A single option in the preference panel on OS X reveals how Apple is missing Steve Jobs’ arbitrage already.
It does not take a genius to predict that after the incredible high Steve Jobs has given Apple a slow glide downwards in the company’s future performance is expected. Nothing against Tim Cook, I don’t know him – so I can only judge by what I see. And I see a few dark clouds brewing.
The challenge in building a successful innovation is to marry macro-economic behavior with support from modern information technology to create tangible socio-economic value. Apple, like no other company, has succeeded beautifully, yet not entirely in that objective.

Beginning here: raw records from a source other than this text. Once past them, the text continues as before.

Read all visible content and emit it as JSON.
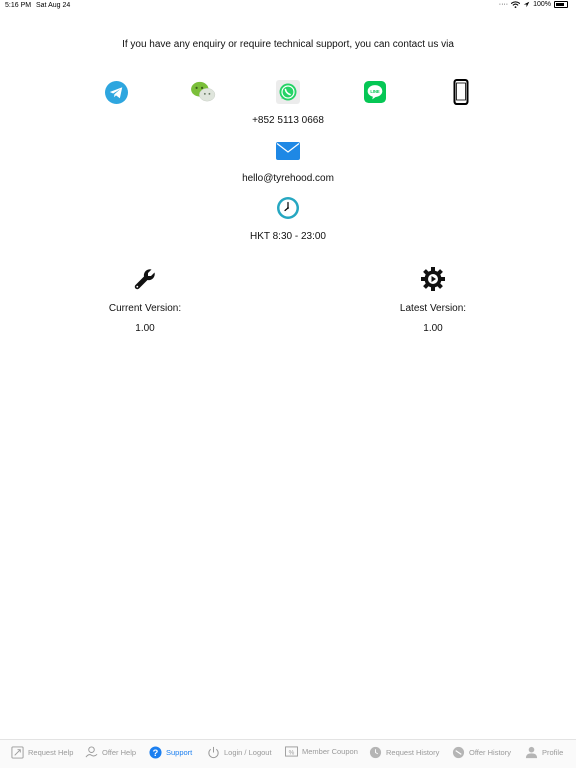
{
  "status": {
    "time": "5:16 PM",
    "date": "Sat Aug 24",
    "battery": "100%"
  },
  "intro_text": "If you have any enquiry or require technical support, you can contact us via",
  "contacts": {
    "icons": [
      "telegram-icon",
      "wechat-icon",
      "whatsapp-icon",
      "line-icon",
      "phone-icon"
    ],
    "phone": "+852 5113 0668",
    "email": "hello@tyrehood.com",
    "hours": "HKT 8:30 - 23:00"
  },
  "versions": {
    "current_label": "Current Version:",
    "current_value": "1.00",
    "latest_label": "Latest Version:",
    "latest_value": "1.00"
  },
  "tabs": [
    {
      "label": "Request Help",
      "icon": "request-help-icon",
      "active": false
    },
    {
      "label": "Offer Help",
      "icon": "offer-help-icon",
      "active": false
    },
    {
      "label": "Support",
      "icon": "question-icon",
      "active": true
    },
    {
      "label": "Login / Logout",
      "icon": "power-icon",
      "active": false
    },
    {
      "label": "Member Coupon",
      "icon": "coupon-icon",
      "active": false
    },
    {
      "label": "Request History",
      "icon": "request-history-icon",
      "active": false
    },
    {
      "label": "Offer History",
      "icon": "offer-history-icon",
      "active": false
    },
    {
      "label": "Profile",
      "icon": "profile-icon",
      "active": false
    }
  ],
  "colors": {
    "telegram": "#2ea6df",
    "wechat": "#7bbf3a",
    "whatsapp": "#25d366",
    "line": "#06c755",
    "mail": "#1e88e5",
    "clock": "#26a7c1",
    "tab_active": "#1b7ff0",
    "tab_inactive": "#9a9a9a"
  }
}
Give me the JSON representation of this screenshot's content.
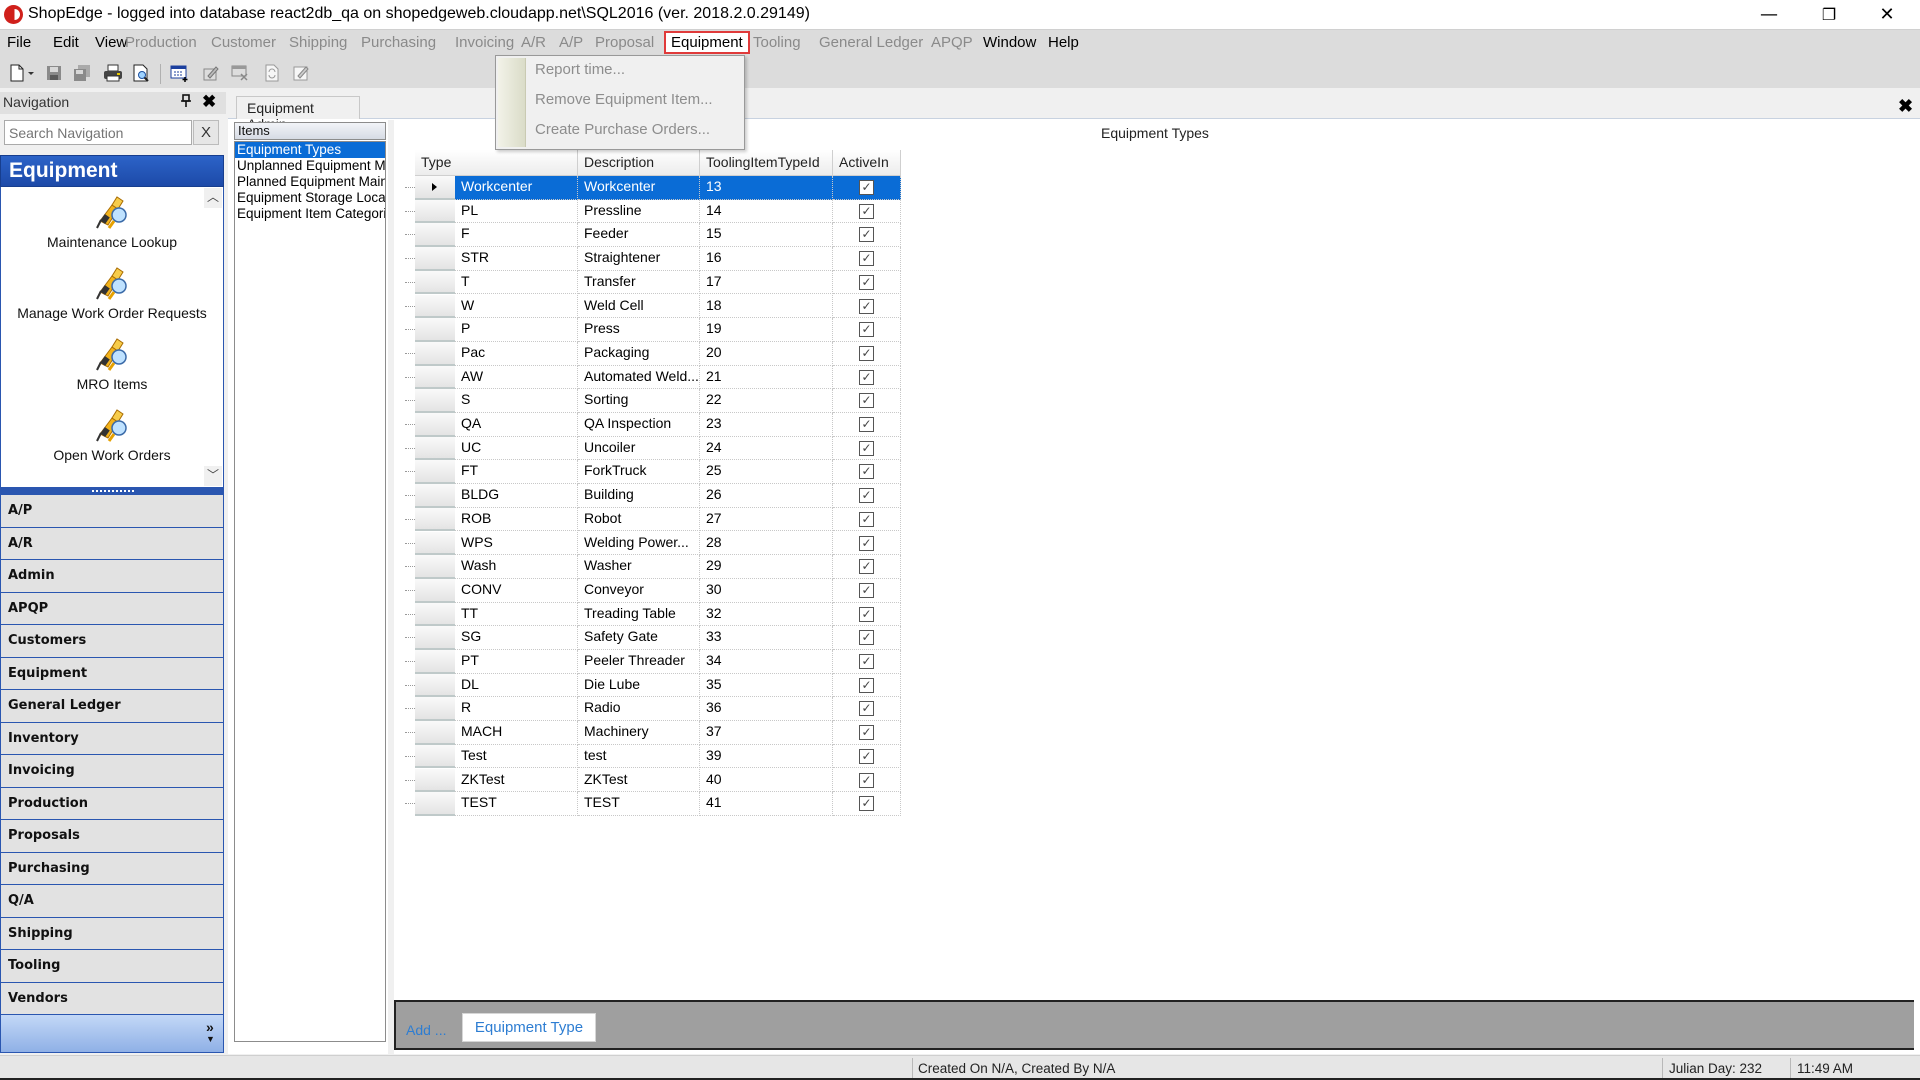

The danger to Apple is that it can be beaten only where it just beat other technology companies, macro-economically. And the content will topple distribution. Apple is very vulnerable with the staunch implementation of media sales – it does not own – through iTunes, and unchanged it will only take a smarter technology company to support the labels with the freedom they previously enjoyed.
Winner-takes-all marketplaces, by economic principle, cannot be achieved through marketplaces that are not economically free. And iTunes violates free-market principles. Proprietary marketplaces such as iTunes can become free (not the other way around), but the timing has to be just right. So far, few technology companies have the smarts to challenge Apple macro-economically, and thus it continues to gain momentum successfully.
The first sign of trouble for me is to find the mention of a restart option (depicted above) if the computer freezes in the energy panel of Apple’s new operating system (Lion). That small detail, an admission of guilt if you will, is something Steve Jobs, with his presence of mind, would have never allowed to enter.
Steve Jobs would slightly have delayed the OS to figure out why their computers freeze than let this pass by quality control. And since Macs already rarely freeze, providing an option for restart in that extreme scenario communicates how people without the rigor and tenacity of Steve Jobs are now suddenly allowed to think and act for themselves.
It is a small but essential signal of how Tim Cook’s management style (to defer) and Steve Jobs’ (trust but verify) are already deviating. Steve Jobs is a product guy, realizing that product capability, perfection, and ultimate-user-experience beat operational excellence – Tim’s forte – on any day. For me, that single option in the energy panel demonstrates that the slide of Apple has begun, even though in the land of the blind, its future will remain brighter than many other technology companies for quite some time.
In full disclosure: I have been a staunch Apple user for more than 20 years and have been “forced” to use a PC on occasion but always bought Apple, way before the fair-weather supporters of Apple entered the fray. I believe in Apple because it feeds a more pressing and more profitable computing need that serves the world, rather than the technocrats. And I have converted many a neighbor PC user to Mac.